Microsoft apps coming to Samsung phones, tablets

A month after settling a patent dispute, Microsoft and Samsung have outlined a deal to put Microsoft productivity software on some of the South Korean company’s devices.

Microsoft and Samsung have struck a deal to put a slate of Microsoft-built applications on the South Korean giant’s smartphones and tablets.

Samsung’s new Galaxy S6 phones will come with note-taking application OneNote, One Drive data storage, and chat utility Skype, Microsoft said Monday. Absent from that collection are Microsoft productivity mainstays Word, Excel and PowerPoint.

All six apps will be loaded onto some Samsung tablets beginning in the first half of this year, Microsoft said, without specifying which devices. As part of the agreement, businesses that buy Samsung devices directly from the company will be able to buy versions of Microsoft’s Web-based Office 365 suite.
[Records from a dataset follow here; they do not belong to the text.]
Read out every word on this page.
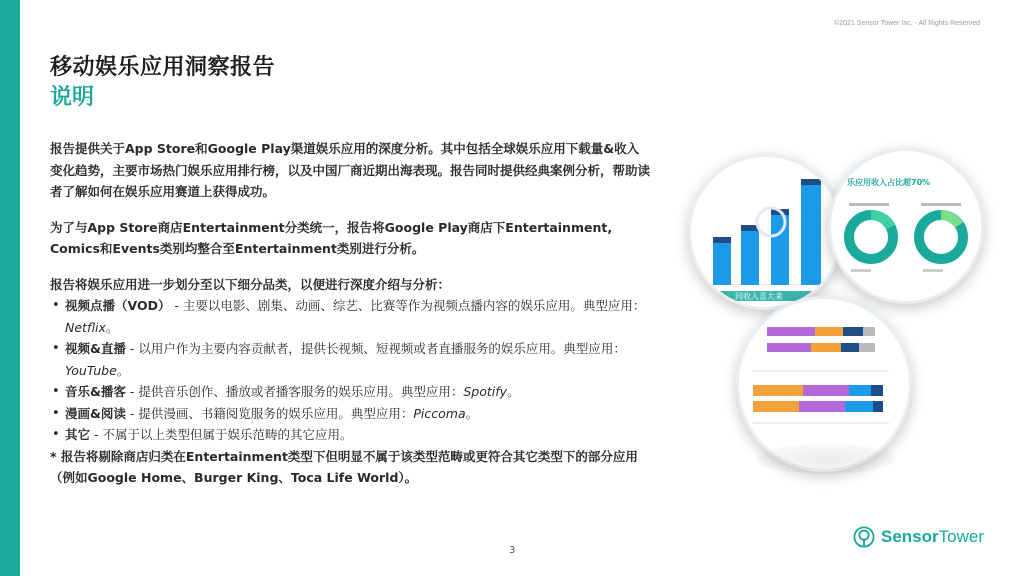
©2021 Sensor Tower Inc. - All Rights Reserved
移动娱乐应用洞察报告
说明

报告提供关于App Store和Google Play渠道娱乐应用的深度分析。其中包括全球娱乐应用下载量&收入变化趋势，主要市场热门娱乐应用排行榜，以及中国厂商近期出海表现。报告同时提供经典案例分析，帮助读者了解如何在娱乐应用赛道上获得成功。

为了与App Store商店Entertainment分类统一，报告将Google Play商店下Entertainment, Comics和Events类别均整合至Entertainment类别进行分析。

报告将娱乐应用进一步划分至以下细分品类，以便进行深度介绍与分析：

• 视频点播（VOD） - 主要以电影、剧集、动画、综艺、比赛等作为视频点播内容的娱乐应用。典型应用：Netflix。
• 视频&直播 - 以用户作为主要内容贡献者，提供长视频、短视频或者直播服务的娱乐应用。典型应用：YouTube。
• 音乐&播客 - 提供音乐创作、播放或者播客服务的娱乐应用。典型应用：Spotify。
• 漫画&阅读 - 提供漫画、书籍阅览服务的娱乐应用。典型应用：Piccoma。
• 其它 - 不属于以上类型但属于娱乐范畴的其它应用。

* 报告将剔除商店归类在Entertainment类型下但明显不属于该类型范畴或更符合其它类型下的部分应用（例如Google Home、Burger King、Toca Life World）。

同收入喜大来
乐应用收入占比超70%
3
SensorTower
The deal is Microsoft’s latest effort to gain ground in mobile software even as its own mobile operating system badly lags those built by Google and Apple. Microsoft has spent much of the last year broadening the availability of its software beyond Windows Phone, releasing the Office suite for Apple’s iPad and making limited versions of the softwarefree for users of Google’s Android and Apple’s iOS.

Samsung, the world’s largest phone builder, primarily makes devices that run Android.

The agreement comes a month after Samsung and Microsoft reached a peace deal in a smartphone patent licensing court fight that was headed to trial in U.S. district court. Microsoft had sued Samsung, arguing the company had breached the terms of a deal to license some Microsoft-patented Android technology. The terms of that settlement were not released.

The companies earlier this month gave a hint at a tighter partnership at the Mobile World Congress industry conference in Barcelona, Spain. People who received review copies of the Galaxy S6 noticed the phone came loaded with a “Microsoft Apps” folder.